Cancer centers designated by the National Cancer Institute (NCI) were identified through the list of centers on the NCI website, and cancer centers accredited by the American College of Surgeons (ACS) were identified based upon data from the AHA 2014 survey of hospitals. Fifteen of the 20 counties in the study had at least one NCI-Designated Cancer Center within the borders of the county, including Cook, Harris, and Los Angeles counties that had more than one NCI Cancer Center, and all but one of the counties (Pima) had at least one hospital with an ACS-accredited cancer program.

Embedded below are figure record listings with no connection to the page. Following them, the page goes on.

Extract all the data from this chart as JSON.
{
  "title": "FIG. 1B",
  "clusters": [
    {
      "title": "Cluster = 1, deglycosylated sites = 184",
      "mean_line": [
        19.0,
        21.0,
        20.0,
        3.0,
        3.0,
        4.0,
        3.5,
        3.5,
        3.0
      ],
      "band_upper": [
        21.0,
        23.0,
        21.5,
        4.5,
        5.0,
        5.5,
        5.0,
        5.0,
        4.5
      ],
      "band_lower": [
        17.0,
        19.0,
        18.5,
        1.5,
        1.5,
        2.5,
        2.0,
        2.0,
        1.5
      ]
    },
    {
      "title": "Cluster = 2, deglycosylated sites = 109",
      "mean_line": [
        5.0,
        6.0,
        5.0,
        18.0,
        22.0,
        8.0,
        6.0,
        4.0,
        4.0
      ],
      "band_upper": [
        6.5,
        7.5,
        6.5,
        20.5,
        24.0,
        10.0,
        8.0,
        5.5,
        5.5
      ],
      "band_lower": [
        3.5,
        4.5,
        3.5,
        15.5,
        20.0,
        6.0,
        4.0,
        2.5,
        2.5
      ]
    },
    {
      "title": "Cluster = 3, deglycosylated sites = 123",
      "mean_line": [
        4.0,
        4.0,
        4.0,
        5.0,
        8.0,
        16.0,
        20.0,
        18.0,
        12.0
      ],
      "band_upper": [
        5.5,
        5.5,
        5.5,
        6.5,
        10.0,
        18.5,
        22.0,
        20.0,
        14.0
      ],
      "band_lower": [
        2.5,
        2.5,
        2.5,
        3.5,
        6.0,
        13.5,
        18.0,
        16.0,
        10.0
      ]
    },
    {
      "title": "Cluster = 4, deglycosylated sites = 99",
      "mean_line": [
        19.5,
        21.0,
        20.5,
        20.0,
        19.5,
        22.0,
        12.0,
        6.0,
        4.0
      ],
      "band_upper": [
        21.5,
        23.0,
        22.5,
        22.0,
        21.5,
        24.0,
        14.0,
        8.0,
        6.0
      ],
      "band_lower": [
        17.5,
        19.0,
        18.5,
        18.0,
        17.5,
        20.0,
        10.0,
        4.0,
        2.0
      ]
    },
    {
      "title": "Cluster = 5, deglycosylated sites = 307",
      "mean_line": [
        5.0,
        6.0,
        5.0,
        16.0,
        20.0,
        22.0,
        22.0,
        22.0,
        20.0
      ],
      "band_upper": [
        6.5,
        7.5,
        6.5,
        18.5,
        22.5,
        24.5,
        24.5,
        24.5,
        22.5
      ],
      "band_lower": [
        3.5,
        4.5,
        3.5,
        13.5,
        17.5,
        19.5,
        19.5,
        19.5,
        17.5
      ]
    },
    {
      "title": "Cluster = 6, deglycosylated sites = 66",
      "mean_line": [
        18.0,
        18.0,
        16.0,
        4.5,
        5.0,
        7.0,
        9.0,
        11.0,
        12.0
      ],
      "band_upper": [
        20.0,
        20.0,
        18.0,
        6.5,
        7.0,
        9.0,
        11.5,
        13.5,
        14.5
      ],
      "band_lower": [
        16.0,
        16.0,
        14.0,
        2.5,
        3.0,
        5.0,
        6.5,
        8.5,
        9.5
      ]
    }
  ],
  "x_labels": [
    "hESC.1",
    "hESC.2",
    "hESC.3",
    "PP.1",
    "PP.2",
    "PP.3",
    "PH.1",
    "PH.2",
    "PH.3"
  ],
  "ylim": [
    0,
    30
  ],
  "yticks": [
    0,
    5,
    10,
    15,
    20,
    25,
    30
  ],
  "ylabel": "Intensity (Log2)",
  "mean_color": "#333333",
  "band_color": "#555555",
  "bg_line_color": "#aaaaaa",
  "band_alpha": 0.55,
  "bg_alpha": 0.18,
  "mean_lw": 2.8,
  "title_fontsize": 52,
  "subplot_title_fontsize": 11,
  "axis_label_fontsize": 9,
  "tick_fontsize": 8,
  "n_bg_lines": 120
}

This study has some limitations. Notably, counties vary in size and do not necessarily provide a good measure of the natural market for the health plan and all of its enrollees. The study also focuses on large, urban areas, and does not provide information about plans’ networks in rural areas that have both fewer beneficiaries and providers. In many cases, physicians, not the beneficiary, may be key drivers in the choice of health plan and this analysis provides no information on the effective match between the breadth of physician networks and hospital networks. Hospital care also is increasingly complex and varied, and a general analysis of hospital networks provides limited insight into the availability of particular services the enrollee may need and where these services are best performed in any given community. Ultimately, what may be important to beneficiaries is the availability and quality of providers in their plan’s network, and not necessarily the size of the network.